Federal Budget 2015 offers a break on real estate investment gains by donating to charity
The federal government is going to make it a little easier to avoid taxes on real estate investment gains — as long as you give the money to charity.
Tuesday’s budget will let Canadians donate proceeds from their real estate and be exempt from some capital gains tax which is charged on investment property. Principal residences are already exempt from the tax.
To qualify, you have to sell your real estate to an “arm’s length party” — someone not related to you — and then donate the proceeds within 30 days.
If a portion of the proceeds is donated, the exemption from capital gains tax is applied to that portion. The new measure, which would reduce federal revenue by about $265 million over the 2016–17 to 2019–20 period, applies to donations related to properties sold after 2016.

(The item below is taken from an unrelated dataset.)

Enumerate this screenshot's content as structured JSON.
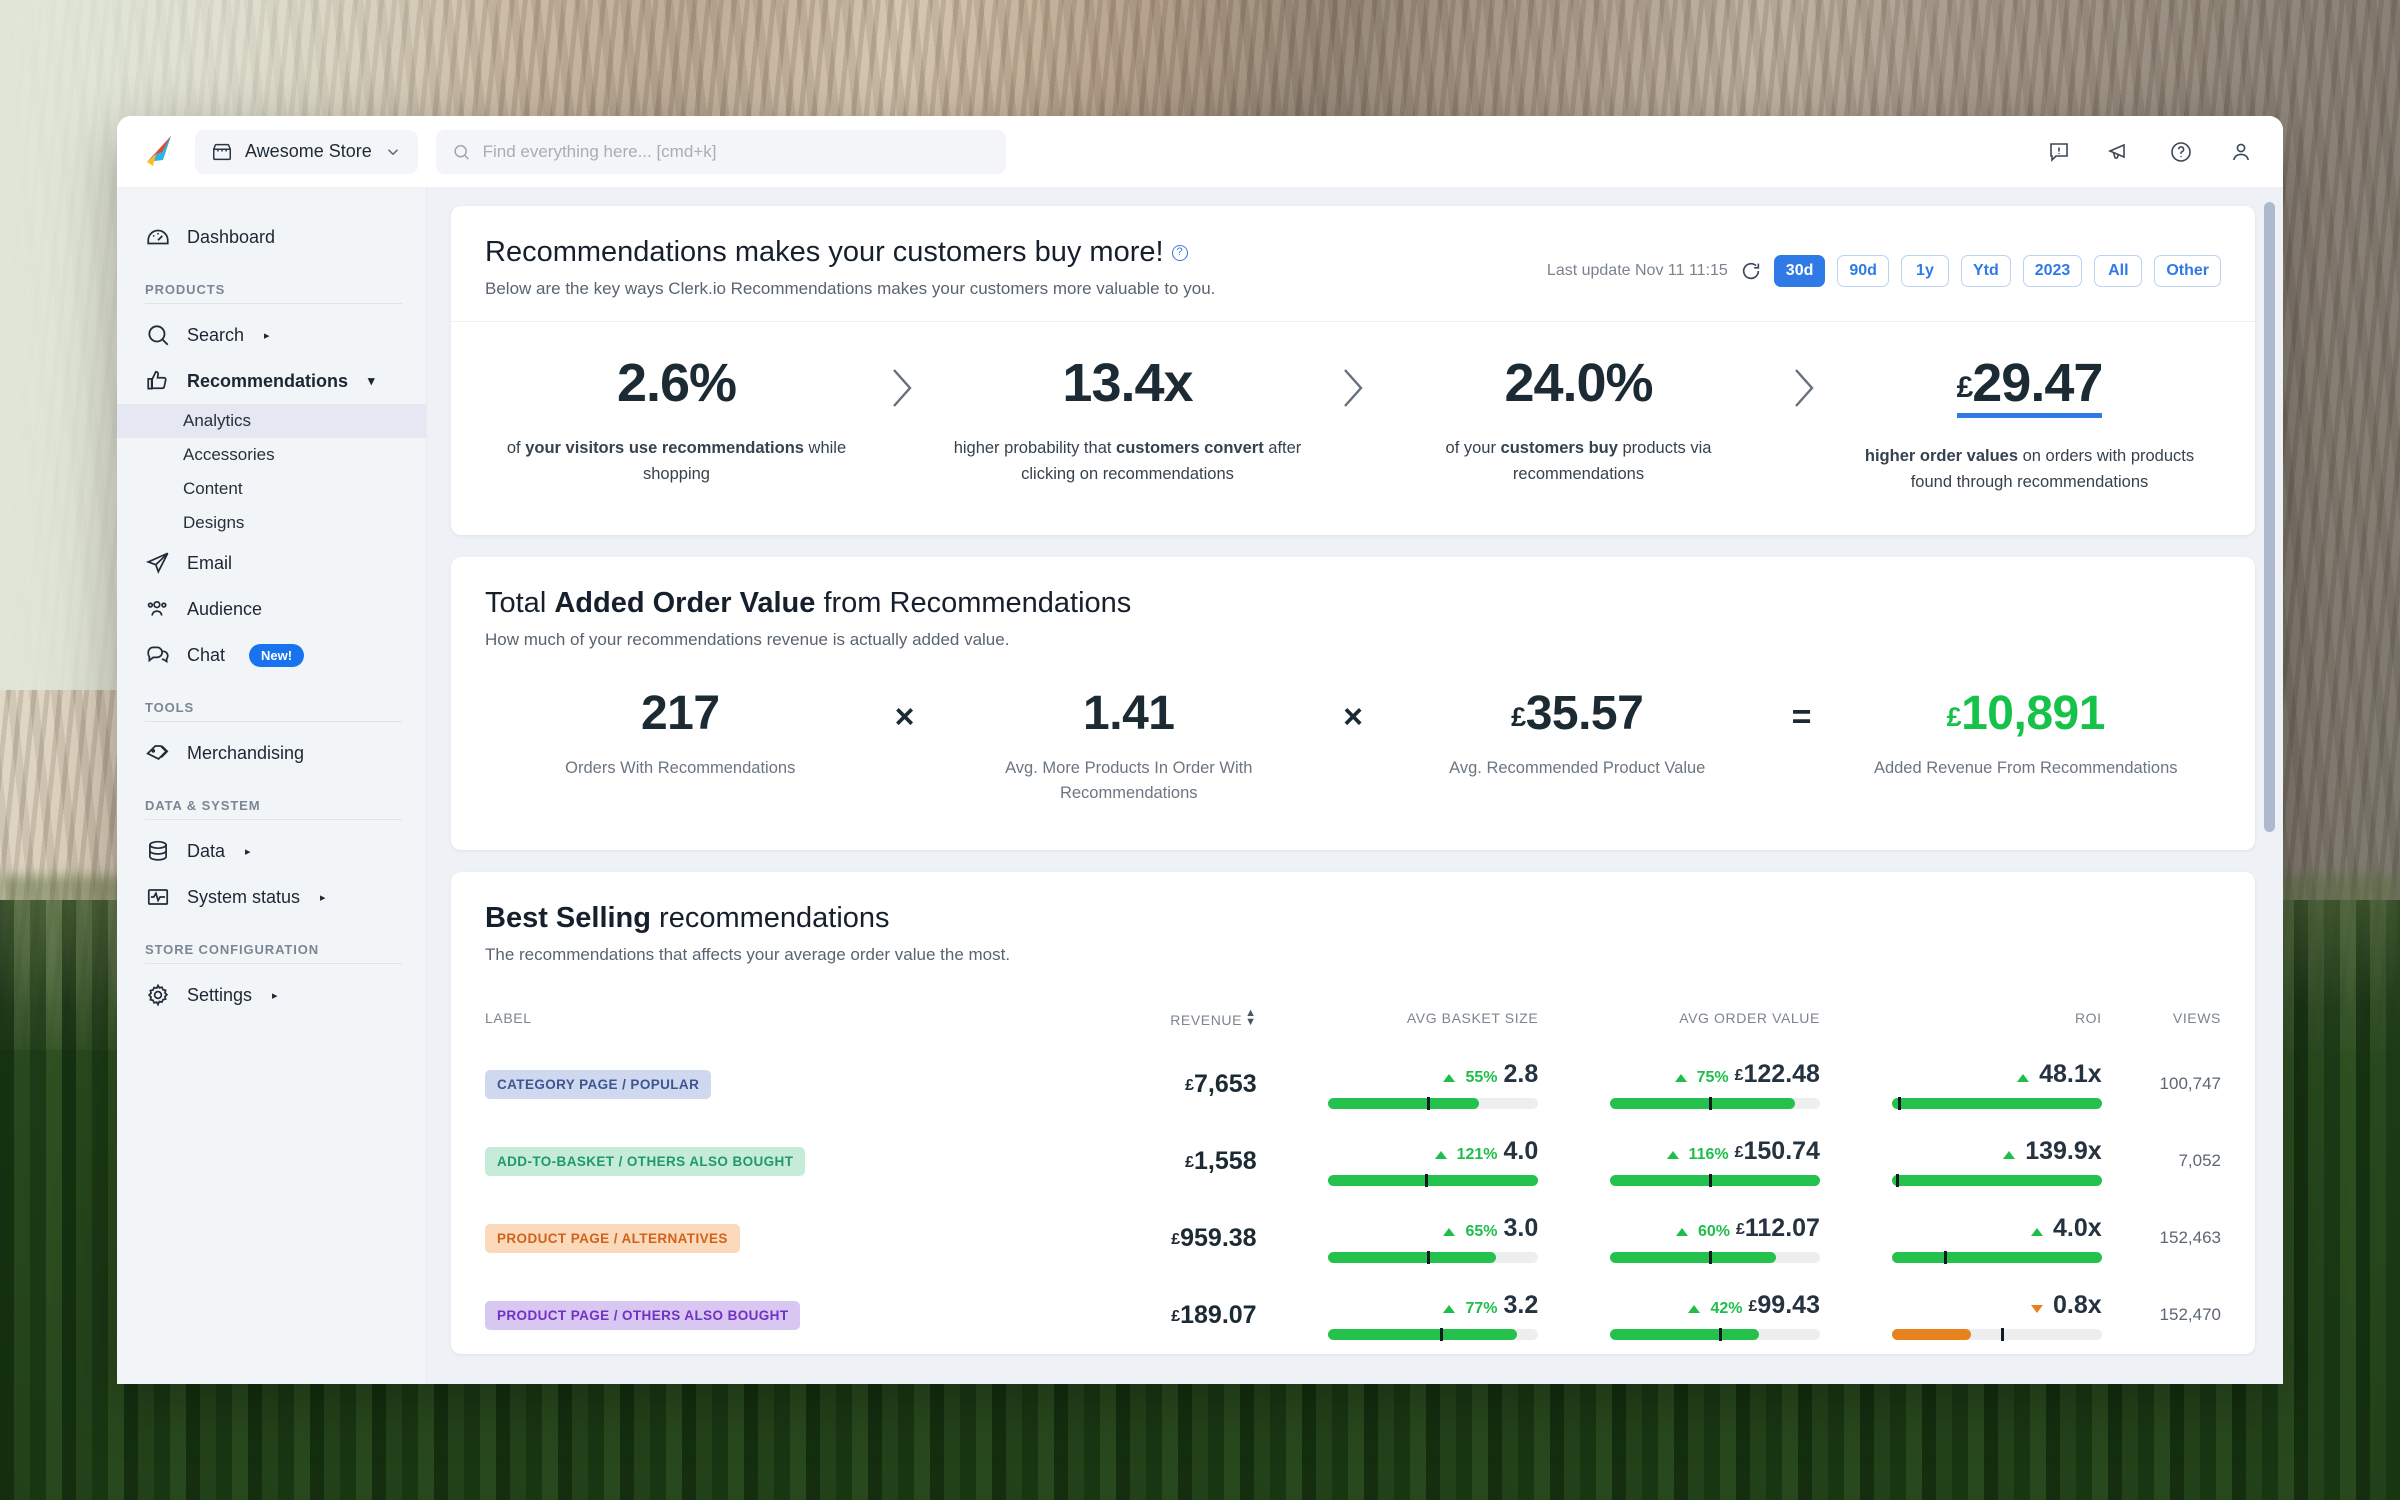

Walter Pela, partner in charge of tax at KPMG, says the change could work well for those who have had large gains on their initial investments.
As an example, someone who bought a condo for $300,000 and then sold it for $500,000, and donated $200,000 to charity would be exempt from capital gains tax on 40% of that $200,000. That person would be paying tax on $120,000 and since capital gains are taxed at a 50% rate, they would only pay tax on the $60,000 taxable portion.
In the case of someone who bought a condo for $100,000 which appreciated to $500,000, they could donate that same $200,000 and get a break on $160,000 of capital gains. They would have a capital gain of $240,000, of which $120,000 would be taxable.
“It’s a welcome change for people have experienced a gain in their real estate markets and are looking to donate funds to a charity or a foundation,” said Pela.